The inherent AI biases
The bias regarding race and gender in large data sets has been addressed by many as being “baked in” and could be unseen in the final program that resulted. Particular attention, they note, must be paid to how the data set was collected and careful inspection for any potential for bias in multiple areas, including race and gender.
It is a proven fact that depression and anxiety appear to be diagnosed at higher rates in women than in men. Psychiatry, as well as the other areas of medical care, is not exempt from this bias. These biases may skew the data and, if this data is used, the resulting data set used by AI is flawed.
Despite the dangers of bias, AI is forging ahead with new methods of addressing mental illness and how to improve it. Psychiatrists do have a new tool, and it does have a place in their treatment plans.
As described by researchers, An as-yet-unnamed AI tool has shown viable attributes. The tool “shows that artificial intelligence (AI) can help doctors to diagnose the mental health of patients with speed and accuracy. The new app designed for mobiles has been developed to improve patient monitoring using cues picked up from their speech, and is based on machine-learning tools.”
Evaluation requires 5 to 10 minutes of conversation on a phone where the potential patient is asked to tell a small story, listen to and then repeat a story, and perform several motor-skill tasks.
An evaluation of their speech is then performed and compared to previous samples to arrive at an indication of healthiness in terms of mental health. The specific tool that was used was tested with 225 patients who were either diagnosed with a psychiatric illness or healthy volunteers in two locations, rural Louisiana, and Northern Norway. The favorable results were then compared for accuracy.
Further testing is needed to ensure its validity. But there is a current app available, and its developers are highly confident of its use.
Tools currently in use
The tool being used in some mental health settings or by consumers is Woebot, an app-based mood tracker and chatbot, is a combination of AI and CBT (cognitive behavioral therapy). However, there is still some pessimism as to the utility and accuracy of this app. Some psychiatrists are indicating that it maybe 5 to 10 years before any algorithms are routinely used in a clinical mental health setting. The problems they’re indication is the data being utilized and the biases which we have outlined.
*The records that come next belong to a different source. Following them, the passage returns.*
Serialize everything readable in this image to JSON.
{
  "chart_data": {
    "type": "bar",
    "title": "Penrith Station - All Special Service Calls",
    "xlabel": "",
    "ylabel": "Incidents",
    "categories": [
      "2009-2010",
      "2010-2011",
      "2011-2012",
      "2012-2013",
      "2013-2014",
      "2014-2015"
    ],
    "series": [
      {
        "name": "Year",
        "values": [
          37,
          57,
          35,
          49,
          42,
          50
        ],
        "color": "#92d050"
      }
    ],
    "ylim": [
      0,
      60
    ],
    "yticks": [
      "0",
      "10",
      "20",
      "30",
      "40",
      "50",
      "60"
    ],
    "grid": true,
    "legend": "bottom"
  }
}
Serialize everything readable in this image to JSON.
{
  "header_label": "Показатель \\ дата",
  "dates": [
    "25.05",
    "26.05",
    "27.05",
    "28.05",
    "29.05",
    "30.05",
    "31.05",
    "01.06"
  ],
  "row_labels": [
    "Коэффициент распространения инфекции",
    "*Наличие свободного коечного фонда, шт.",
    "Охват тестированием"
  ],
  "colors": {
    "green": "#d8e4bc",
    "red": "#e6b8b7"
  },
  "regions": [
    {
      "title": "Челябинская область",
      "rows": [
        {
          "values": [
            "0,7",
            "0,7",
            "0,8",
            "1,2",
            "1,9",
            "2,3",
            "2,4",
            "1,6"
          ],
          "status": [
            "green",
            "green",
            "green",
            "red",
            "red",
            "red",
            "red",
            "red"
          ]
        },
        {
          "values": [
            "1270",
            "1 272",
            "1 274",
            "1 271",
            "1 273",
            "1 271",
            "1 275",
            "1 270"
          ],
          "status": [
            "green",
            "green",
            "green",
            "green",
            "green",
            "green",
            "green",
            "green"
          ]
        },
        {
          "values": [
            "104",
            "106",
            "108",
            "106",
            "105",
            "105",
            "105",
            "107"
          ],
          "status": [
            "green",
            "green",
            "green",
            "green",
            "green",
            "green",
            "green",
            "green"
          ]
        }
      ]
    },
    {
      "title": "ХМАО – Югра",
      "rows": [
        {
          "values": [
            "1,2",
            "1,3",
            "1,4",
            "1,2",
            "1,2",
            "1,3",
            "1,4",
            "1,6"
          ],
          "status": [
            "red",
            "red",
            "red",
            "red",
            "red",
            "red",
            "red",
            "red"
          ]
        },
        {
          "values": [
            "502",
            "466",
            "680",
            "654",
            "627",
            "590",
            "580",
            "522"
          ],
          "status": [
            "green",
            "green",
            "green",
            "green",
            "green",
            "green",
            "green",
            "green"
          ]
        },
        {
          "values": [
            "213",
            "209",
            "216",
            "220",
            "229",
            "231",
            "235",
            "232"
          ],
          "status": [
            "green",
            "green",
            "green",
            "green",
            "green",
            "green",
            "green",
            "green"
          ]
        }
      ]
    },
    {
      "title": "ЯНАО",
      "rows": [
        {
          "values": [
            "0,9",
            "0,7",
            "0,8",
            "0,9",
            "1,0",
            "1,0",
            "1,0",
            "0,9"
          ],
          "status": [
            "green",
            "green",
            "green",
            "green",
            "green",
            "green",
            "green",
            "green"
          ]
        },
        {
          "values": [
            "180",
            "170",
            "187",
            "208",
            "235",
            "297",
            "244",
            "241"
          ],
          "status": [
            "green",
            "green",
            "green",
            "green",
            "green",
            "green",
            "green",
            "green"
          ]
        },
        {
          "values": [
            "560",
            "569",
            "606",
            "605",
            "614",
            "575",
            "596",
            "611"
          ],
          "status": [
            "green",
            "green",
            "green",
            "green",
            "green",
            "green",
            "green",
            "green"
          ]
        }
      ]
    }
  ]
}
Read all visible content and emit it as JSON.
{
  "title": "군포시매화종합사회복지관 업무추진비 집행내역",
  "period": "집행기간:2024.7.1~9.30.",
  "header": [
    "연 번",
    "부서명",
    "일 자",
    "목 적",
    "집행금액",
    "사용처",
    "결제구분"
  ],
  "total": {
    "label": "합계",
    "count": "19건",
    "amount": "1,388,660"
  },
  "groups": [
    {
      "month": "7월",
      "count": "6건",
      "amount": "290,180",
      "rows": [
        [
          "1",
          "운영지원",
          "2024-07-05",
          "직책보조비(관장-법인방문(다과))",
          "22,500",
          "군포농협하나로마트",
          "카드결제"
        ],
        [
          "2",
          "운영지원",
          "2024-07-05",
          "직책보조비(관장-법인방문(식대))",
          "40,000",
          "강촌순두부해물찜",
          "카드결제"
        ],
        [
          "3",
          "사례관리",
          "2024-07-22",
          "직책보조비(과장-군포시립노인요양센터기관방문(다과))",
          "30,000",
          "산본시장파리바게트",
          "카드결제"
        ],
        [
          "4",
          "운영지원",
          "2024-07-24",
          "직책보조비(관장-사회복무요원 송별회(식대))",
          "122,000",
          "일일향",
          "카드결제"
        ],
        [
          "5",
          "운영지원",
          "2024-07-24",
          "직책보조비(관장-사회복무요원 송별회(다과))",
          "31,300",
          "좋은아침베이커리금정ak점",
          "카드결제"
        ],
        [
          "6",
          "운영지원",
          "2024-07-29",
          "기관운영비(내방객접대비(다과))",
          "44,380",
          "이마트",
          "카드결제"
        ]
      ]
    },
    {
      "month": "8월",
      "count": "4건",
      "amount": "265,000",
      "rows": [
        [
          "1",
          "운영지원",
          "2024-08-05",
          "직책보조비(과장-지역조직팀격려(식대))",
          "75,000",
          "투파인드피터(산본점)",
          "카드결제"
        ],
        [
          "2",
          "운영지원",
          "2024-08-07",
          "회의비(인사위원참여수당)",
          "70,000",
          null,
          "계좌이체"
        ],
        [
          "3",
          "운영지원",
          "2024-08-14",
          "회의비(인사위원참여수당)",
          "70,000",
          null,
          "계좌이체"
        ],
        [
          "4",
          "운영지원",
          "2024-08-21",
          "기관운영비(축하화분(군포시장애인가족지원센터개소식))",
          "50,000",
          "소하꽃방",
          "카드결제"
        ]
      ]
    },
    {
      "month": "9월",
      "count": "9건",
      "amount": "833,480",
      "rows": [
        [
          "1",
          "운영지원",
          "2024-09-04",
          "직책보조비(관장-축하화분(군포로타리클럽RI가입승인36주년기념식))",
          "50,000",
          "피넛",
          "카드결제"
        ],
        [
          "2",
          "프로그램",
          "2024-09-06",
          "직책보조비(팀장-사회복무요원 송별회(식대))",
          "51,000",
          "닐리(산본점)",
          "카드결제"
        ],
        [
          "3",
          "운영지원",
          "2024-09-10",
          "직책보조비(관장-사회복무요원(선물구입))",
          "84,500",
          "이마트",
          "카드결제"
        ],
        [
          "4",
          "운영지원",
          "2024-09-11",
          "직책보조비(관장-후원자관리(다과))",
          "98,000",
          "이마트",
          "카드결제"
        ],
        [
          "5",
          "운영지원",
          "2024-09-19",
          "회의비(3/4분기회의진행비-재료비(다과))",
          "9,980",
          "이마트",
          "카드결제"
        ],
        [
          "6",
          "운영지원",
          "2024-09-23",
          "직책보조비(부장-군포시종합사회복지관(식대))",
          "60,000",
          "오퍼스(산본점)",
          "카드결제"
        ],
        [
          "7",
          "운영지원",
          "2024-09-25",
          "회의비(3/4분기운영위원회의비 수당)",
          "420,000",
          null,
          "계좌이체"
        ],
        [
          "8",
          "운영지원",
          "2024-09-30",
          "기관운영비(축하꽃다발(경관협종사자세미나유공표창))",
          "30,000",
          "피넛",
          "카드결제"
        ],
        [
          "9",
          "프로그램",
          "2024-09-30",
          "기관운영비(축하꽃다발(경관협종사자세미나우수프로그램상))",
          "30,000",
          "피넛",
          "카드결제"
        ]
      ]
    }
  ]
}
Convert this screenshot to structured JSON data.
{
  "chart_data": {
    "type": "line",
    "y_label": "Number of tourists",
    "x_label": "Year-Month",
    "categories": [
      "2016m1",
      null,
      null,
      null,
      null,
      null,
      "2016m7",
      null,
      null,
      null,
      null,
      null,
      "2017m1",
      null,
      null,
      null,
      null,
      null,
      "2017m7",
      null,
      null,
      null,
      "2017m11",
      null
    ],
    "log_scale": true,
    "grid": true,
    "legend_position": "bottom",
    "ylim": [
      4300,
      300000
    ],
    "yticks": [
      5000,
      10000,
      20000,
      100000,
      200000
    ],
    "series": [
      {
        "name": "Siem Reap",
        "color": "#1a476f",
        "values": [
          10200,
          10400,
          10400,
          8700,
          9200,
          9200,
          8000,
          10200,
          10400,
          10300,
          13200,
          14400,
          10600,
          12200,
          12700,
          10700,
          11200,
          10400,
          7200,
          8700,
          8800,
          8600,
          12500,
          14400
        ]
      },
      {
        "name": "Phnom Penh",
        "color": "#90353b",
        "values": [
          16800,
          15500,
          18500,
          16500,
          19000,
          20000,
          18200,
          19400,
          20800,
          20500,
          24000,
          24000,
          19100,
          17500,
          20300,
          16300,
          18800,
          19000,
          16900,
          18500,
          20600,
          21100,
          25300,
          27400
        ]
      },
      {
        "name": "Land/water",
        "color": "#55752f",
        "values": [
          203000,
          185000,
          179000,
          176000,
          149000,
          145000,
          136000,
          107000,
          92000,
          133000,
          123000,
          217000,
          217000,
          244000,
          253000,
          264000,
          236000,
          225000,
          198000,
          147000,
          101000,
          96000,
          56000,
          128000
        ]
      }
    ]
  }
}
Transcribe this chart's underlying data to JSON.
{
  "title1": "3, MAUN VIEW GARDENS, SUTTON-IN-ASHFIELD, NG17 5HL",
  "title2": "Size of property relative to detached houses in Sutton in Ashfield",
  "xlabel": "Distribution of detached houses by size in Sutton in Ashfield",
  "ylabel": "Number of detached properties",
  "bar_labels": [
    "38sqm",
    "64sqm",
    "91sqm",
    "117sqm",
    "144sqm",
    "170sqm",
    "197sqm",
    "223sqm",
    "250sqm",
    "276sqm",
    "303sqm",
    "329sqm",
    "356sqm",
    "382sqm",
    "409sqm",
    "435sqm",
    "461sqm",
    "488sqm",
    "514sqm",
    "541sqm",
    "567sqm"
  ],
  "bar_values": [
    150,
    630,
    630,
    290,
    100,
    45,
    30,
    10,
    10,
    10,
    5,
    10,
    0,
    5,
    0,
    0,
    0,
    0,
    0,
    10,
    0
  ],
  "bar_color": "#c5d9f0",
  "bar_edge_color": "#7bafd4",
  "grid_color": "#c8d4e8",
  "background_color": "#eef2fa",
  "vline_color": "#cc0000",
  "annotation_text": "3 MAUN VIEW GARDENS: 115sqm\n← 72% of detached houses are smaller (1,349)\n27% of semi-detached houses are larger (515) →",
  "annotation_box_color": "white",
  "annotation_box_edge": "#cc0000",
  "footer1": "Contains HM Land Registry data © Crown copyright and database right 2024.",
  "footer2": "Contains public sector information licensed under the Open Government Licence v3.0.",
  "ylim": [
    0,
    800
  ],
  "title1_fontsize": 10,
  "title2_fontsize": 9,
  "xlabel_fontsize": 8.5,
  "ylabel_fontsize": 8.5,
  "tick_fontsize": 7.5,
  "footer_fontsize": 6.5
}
Artificial intelligence, however, is not limited to apps. Research at the University of Texas Health Sciences Center in Houston is using a machine-learning algorithm to assess functional magnetic resonance imaging for the detection and treatment of persons with schizophrenia. The algorithm inspects and measures areas of the brain and then identifies those with schizophrenia at 78% accuracy.
According to the Texas researchers, they can predict, at 82% accuracy, the response of a person to specific antipsychotic pharmacologic treatments. At the current juncture, pharmacologic treatments of schizophrenia require repeated trials with multiple (polypharmacy) medications or single-dose medications and a washout period.
Therefore, treatment is dependent on a trial-and-error process that can be extremely trying for the patient and which requires weeks without successful remission or change in symptoms. The AI program could make this a one-trip diagnosis with effective treatment medication.
The success of AI to date gives hope to all who practice any form of mental healthcare as well as to patients. AI can provide quick, seemingly accurate information leading to diagnostic success and pinpointing treatments with greater accuracy. The human frailties now present in healthcare will be a thing of the past if the promise of AI comes true.
Viewed as a technological workhorse with great potential, AI will enhance medicine to the benefit of all.